Torsten Grundmann hat neben seinem Dauerjob als Wirt der Baude die 320 Säcke Trockenbeton zu ca. 5,8m³ Gußmasse mit einem Handrührgerät in absolut professioneller Qualität angerührt und verbaut. Neben der Geländegängigkeit bei 30% Gefälle waren vor allem seine Kondition und Ausdauer, sowie die Sprachein- und ausgabe unschlagbare Vorteile zu jeder anderen Mischerart.
Vielen Dank dafür und für die Möglichkeit der Zusammenarbeit für ein gemeinsames Ziel.




An der wirklich freien Sicht ins Bergpanorama arbeiten wir noch.

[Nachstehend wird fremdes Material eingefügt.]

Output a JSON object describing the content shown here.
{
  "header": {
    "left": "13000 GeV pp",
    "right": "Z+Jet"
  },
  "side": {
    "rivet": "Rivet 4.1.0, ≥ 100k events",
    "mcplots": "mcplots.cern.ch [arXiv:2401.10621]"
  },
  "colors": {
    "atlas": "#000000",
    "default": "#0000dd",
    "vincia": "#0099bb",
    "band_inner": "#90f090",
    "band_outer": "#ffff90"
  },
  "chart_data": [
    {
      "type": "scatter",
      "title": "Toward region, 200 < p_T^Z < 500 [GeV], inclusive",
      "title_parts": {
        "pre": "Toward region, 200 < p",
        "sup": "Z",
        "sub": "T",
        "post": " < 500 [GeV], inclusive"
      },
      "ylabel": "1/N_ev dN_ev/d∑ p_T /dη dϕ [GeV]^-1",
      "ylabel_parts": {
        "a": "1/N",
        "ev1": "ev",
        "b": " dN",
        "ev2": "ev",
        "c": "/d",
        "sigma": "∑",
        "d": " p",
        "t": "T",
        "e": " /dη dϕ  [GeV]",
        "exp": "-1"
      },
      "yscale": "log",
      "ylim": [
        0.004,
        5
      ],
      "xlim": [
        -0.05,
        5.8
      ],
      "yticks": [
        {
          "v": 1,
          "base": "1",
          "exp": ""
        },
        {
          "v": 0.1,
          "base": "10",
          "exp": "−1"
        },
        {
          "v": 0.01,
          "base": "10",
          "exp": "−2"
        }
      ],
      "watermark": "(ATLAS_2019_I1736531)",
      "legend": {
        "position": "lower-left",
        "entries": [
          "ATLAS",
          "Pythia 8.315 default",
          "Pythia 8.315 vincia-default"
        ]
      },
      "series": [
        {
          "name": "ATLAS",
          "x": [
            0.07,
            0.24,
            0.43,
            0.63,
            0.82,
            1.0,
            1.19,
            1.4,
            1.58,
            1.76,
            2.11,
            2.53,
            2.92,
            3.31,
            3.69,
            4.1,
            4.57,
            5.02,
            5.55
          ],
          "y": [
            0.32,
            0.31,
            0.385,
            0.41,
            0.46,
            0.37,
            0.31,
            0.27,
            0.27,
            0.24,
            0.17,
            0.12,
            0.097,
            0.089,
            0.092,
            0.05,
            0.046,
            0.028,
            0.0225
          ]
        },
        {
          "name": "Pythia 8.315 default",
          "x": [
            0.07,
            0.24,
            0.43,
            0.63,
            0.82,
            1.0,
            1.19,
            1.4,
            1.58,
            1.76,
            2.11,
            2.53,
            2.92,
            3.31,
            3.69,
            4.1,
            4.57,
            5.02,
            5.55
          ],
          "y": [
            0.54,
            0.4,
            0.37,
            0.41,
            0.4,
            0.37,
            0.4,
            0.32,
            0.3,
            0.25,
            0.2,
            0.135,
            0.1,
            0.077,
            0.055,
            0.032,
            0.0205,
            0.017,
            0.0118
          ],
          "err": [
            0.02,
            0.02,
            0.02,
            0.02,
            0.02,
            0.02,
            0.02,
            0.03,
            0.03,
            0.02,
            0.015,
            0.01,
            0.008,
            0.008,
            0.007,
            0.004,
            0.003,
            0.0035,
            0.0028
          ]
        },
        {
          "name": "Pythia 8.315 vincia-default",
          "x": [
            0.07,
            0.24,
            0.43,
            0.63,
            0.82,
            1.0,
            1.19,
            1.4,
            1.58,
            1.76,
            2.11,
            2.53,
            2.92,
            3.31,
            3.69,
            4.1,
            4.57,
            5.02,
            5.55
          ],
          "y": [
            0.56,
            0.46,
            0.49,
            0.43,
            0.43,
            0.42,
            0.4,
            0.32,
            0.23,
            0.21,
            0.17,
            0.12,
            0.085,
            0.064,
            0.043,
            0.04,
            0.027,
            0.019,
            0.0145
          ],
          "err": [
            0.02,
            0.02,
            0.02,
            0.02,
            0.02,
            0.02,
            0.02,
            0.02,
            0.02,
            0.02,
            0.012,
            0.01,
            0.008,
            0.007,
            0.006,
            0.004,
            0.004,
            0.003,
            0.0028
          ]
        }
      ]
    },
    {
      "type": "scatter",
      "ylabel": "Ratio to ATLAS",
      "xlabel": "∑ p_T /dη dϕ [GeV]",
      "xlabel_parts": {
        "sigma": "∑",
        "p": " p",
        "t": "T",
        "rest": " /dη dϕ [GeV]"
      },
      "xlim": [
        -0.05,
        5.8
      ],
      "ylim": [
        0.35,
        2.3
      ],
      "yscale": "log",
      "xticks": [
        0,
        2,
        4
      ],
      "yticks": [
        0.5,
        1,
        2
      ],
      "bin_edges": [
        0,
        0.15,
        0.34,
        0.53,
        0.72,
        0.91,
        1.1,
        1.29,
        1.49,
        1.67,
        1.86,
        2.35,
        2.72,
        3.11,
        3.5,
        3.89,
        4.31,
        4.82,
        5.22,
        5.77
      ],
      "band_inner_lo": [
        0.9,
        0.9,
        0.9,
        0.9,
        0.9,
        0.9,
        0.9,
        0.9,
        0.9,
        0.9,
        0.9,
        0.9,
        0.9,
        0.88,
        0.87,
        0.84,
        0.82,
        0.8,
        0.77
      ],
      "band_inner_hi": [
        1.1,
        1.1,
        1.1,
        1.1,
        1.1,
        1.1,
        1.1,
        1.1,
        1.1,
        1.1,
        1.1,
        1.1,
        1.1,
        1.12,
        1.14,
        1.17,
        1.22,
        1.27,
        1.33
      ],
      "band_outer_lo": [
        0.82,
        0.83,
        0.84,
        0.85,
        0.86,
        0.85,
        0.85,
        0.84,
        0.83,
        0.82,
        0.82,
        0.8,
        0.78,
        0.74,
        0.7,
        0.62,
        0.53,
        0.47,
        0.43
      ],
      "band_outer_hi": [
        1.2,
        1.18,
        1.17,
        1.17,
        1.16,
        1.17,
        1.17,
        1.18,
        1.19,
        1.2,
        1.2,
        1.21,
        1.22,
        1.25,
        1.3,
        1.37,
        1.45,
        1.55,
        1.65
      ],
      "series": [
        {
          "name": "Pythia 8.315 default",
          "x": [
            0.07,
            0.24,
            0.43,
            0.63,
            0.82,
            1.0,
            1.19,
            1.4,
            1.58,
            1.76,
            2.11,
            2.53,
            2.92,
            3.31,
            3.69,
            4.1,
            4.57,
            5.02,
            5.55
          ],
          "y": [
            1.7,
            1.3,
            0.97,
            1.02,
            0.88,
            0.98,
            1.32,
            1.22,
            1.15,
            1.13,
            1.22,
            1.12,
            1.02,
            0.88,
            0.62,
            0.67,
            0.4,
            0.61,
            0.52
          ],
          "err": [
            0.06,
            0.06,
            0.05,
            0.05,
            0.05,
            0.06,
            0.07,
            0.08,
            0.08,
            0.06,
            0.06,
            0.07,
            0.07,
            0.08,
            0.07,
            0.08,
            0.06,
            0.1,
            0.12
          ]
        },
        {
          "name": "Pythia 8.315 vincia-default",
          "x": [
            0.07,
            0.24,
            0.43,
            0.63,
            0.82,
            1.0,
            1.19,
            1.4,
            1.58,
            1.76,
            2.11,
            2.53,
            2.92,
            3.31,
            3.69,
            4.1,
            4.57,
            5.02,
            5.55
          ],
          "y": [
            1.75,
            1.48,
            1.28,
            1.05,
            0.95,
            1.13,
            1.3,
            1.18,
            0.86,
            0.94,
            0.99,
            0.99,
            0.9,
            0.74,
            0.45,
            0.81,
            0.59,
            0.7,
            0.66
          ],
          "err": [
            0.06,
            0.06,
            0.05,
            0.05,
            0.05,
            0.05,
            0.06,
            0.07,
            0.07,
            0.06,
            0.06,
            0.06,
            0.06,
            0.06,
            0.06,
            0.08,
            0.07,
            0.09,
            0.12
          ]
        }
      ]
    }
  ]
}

Der weitere Ausbau mit einer
144-er Yagigruppe geht am 23.10. weiter. Geplanter Test ist dann am 04. & 05.11. im Marconi-VHF-CW (15:00-15:00 MEZ).
Mitstreiter und Gäste sind sehr willkommen.
Ganz großer Dank geht an die helfenden Hände von Stefan DK2SHS, Uwe DO1WGG, Lutz DM5LR, Alexander DL2DSA und Roman DL5DRG, sowie Jörg und Seppl vom Baudenpersonal.

Die Sonne zeigte Ihre Zuneigung zum Projekt mit einem beeindruckenden Baudenglühen, passend zum Ende des Ausschalens. Ganz großes Kino, dass für weitere Ideen am sicherlich stabilen Mast gesorgt hat.



Update zum Marconi Memorial VHF-CW-Contest am 1. November-Wochenende
Es wurde natürlich bis zum Samstagabend mit "heißen Nadeln gestrickt".
Ohne Stefans DK2SHS Messtechnik und Fachwissen wäre schon im Vorfeld so mancher Fehler unentdeckt geblieben. Ralf DH6RS hat am Samstag Abend noch schnell den Fundamenterder und das Gerüst mit der vorhandenen Blitzschutzanlage verbunden.
So war CW-Betrieb mit dem Rundstrahler und am Sonntag mit der horizontalen Langyagi und Drehgerät möglich.




Wie schon im August hat der Höhenwind mit Böen bis 75 km/h wieder kräftig mit unseren Antennen "gespielt". Das Drehgerät blieb aber stets Sieger im Kampf mit der Windlast.


Die QSOs entschädigten für die Arbeit seit Mitte August. Die Bandbelegung war in diesem europaweiten Contest so gut, wie sonst in typischen Wettbewerben auf Kurzwelle. Das Testen von Antennen und TRX mit und ohne TRV war sehr interessant. Das dichte Spektrum mit 34 Signalen am IC-7300 inkl.Transverter 28 Mhz --> 144 Mhz war bis in den späten Samstagabend typisch am Rundstrahler. Mit der 10 Elemente Yagi gelangen QSO bis 790km (E73O).

Damit war in nur 3 Monaten durch die intensive Zusammenarbeit mit dem Pächter der Baude die solide Grundlage für einen Wärmetauscher und für Amateurfunk auf den VHF/UHF- Bändern möglich geworden.